Dan ada pula ini ceirita..
tentang segerombolah asa, bermain cita berbagi harap..
menyapalah kamu satu yang lainnya.
berikan senyum dalam tiap langkah.
Sungguh kawan, dengarkan ini
kubagi lagi cita dan harap ini
Kumau kita tak sekedar bercanda
Bersuaralah jika kerja sendiri tak bisa kau lakoni
maka langkahku meringankan bebanmu semampuku..
Sungguh kawan simphoni indah terukir kebersamaan...

Ekspresi Muda

Berjalan direrimbunan asa
Bertahan diberbagai rasa dahaga
Bergelut hampir usai, tapi tak nampak cukup tuk robohkan fondasi hati ini.
Ini berat, dan masih terombang-ambing di ombaknya ekspresi muda.
Sering pula sama kata, kerab juga lain kalimat
Karena ini ekspresi muda !
Yang entah apa maunya, sebatas berucap tuk dapatkan semilir sang bayu.

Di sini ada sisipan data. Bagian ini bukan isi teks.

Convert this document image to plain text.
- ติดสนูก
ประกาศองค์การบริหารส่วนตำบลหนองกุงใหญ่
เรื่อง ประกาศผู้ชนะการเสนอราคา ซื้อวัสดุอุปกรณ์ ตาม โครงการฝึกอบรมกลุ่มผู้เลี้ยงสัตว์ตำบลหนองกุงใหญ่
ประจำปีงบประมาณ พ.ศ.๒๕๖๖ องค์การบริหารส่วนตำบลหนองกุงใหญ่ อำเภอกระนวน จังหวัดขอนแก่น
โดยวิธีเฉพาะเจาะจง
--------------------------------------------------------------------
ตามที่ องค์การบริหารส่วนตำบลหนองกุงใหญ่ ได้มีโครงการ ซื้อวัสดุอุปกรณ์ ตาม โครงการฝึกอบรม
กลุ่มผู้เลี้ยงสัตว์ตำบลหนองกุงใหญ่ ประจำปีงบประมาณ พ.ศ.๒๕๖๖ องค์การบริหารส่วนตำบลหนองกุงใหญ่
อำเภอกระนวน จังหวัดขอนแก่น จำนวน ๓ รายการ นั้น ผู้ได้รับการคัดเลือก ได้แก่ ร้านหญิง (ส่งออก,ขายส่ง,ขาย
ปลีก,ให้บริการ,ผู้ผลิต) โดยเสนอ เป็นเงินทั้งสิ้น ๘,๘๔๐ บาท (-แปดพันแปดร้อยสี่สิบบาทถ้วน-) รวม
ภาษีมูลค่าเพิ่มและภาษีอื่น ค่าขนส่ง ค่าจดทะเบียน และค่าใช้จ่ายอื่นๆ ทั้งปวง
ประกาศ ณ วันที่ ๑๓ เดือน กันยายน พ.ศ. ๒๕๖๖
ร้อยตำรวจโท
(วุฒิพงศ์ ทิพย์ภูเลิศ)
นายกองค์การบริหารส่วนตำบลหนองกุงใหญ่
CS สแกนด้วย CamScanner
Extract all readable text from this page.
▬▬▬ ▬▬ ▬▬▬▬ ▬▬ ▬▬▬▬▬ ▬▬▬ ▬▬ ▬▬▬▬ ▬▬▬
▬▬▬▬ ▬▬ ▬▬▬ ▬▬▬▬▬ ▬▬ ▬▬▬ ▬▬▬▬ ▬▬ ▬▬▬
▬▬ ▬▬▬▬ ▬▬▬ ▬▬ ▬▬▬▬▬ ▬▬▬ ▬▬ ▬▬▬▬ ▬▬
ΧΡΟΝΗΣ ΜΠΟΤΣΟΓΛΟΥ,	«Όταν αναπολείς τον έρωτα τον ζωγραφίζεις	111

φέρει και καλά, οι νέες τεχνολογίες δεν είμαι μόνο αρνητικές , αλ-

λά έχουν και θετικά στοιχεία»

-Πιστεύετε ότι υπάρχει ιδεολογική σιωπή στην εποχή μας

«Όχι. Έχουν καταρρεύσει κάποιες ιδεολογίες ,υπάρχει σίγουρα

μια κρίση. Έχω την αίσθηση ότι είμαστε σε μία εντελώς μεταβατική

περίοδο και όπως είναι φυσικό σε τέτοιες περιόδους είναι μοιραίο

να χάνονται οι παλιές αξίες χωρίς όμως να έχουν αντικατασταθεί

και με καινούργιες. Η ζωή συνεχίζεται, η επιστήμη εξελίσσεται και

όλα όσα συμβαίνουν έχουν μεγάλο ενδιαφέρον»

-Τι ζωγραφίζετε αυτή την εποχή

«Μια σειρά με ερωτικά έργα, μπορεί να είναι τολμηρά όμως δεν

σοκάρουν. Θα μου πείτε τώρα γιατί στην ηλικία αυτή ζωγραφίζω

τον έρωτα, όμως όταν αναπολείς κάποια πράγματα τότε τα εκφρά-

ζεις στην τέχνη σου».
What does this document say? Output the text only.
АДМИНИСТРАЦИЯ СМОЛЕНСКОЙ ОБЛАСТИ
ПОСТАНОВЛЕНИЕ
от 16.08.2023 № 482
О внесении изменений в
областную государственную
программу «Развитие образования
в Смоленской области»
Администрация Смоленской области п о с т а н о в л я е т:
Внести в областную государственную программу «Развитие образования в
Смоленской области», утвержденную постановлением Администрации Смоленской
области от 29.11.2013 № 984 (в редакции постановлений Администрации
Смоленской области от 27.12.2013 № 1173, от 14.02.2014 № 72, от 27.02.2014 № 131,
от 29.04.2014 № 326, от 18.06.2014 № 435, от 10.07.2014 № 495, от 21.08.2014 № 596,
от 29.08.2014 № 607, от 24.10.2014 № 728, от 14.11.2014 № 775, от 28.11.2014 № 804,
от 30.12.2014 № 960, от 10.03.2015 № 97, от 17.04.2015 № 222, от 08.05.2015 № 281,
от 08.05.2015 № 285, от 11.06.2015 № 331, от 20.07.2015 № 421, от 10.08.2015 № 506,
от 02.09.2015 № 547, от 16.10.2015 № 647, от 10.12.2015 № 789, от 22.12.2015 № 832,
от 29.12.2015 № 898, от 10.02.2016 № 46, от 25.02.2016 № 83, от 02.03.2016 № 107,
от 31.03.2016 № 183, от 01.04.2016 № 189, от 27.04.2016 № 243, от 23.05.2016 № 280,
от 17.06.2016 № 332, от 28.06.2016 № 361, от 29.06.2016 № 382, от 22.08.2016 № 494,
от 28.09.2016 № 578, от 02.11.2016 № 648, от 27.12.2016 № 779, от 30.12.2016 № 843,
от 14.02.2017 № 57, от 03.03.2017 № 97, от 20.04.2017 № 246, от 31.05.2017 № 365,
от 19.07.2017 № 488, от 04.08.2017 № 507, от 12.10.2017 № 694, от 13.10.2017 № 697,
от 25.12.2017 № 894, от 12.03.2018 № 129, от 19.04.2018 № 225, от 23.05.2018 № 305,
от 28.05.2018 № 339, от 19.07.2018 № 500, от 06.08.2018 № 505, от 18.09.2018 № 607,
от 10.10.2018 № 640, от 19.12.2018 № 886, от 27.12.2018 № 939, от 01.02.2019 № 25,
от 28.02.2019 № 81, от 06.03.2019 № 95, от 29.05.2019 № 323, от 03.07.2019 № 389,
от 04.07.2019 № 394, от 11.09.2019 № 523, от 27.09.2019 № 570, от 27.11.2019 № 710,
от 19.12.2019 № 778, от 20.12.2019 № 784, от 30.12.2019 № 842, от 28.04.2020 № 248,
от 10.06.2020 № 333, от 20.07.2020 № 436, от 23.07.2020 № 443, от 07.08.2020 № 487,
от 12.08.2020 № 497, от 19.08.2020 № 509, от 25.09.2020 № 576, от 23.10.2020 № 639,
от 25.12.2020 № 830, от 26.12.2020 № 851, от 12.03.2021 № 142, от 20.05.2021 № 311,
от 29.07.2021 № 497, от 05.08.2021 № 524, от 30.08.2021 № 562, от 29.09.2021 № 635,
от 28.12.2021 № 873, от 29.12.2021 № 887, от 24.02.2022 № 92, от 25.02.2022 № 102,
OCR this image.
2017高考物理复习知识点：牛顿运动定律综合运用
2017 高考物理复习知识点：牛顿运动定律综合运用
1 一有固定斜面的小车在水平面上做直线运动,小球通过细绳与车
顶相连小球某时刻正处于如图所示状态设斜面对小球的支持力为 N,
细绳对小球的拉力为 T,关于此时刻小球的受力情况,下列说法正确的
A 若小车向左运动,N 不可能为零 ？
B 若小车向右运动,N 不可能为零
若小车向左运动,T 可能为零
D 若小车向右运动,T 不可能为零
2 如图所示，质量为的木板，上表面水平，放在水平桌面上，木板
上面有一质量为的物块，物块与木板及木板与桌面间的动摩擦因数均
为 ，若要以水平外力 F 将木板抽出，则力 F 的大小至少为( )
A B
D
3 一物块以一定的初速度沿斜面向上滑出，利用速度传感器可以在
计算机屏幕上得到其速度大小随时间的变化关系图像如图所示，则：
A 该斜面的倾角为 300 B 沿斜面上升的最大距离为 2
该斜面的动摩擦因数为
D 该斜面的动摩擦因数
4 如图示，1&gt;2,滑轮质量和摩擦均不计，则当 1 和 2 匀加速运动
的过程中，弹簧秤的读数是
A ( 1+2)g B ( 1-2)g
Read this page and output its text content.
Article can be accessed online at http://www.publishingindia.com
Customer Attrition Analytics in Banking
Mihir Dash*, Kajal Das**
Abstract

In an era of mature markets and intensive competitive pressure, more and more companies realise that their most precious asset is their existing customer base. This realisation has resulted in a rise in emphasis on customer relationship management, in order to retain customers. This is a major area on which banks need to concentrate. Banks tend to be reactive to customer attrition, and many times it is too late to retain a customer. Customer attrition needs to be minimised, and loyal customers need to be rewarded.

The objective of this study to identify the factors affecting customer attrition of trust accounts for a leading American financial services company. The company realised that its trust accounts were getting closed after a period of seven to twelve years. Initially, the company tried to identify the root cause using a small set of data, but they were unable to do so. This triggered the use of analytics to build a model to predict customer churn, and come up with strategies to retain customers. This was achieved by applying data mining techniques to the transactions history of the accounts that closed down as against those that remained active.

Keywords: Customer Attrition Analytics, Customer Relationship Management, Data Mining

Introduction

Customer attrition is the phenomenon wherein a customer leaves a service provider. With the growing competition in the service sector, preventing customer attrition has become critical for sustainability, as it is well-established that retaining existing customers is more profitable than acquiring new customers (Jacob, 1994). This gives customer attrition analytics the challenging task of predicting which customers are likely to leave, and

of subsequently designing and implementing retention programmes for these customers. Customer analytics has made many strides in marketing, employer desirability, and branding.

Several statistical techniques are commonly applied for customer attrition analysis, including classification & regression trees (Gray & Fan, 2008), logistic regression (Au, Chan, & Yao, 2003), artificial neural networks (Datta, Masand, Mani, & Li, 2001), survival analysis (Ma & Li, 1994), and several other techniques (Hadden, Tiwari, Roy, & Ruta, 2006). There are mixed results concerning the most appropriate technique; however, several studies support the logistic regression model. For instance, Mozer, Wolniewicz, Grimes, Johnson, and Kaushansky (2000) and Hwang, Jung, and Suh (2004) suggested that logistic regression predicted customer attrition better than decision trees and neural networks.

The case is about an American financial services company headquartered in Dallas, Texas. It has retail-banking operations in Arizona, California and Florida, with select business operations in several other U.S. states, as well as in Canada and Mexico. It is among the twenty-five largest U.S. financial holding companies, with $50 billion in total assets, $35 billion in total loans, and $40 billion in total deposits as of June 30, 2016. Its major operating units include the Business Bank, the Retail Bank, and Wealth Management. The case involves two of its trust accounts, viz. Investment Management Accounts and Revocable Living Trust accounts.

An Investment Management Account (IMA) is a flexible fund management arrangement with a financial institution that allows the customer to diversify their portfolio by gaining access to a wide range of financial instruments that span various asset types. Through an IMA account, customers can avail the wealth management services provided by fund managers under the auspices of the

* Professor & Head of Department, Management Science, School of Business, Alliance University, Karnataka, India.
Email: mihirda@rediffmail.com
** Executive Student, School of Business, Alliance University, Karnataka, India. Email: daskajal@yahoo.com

Bagusnya jika sepasang yang bercerita
Mengenai mereka yang bersuka, terpenuhi kasih bunga sakura.
Terdambakan oleh setiap mata.
Dan bayangkan pertempuran diantara kita
Merasa bangga hanya karna luapan amarah
Merasa bangga hanya karna kalahkan yang lemah.
Benarkah itu ?
Coba bayangkan, kita yang berjalan diberbagai beda arah tapi tetap sama kata dan kalimat.
Saling menepuk pundak tuk bangkitkan kerjasama.
Bukankah itu indah, dan mudah jika kita yang bersama
Karna kita ekspresi muda.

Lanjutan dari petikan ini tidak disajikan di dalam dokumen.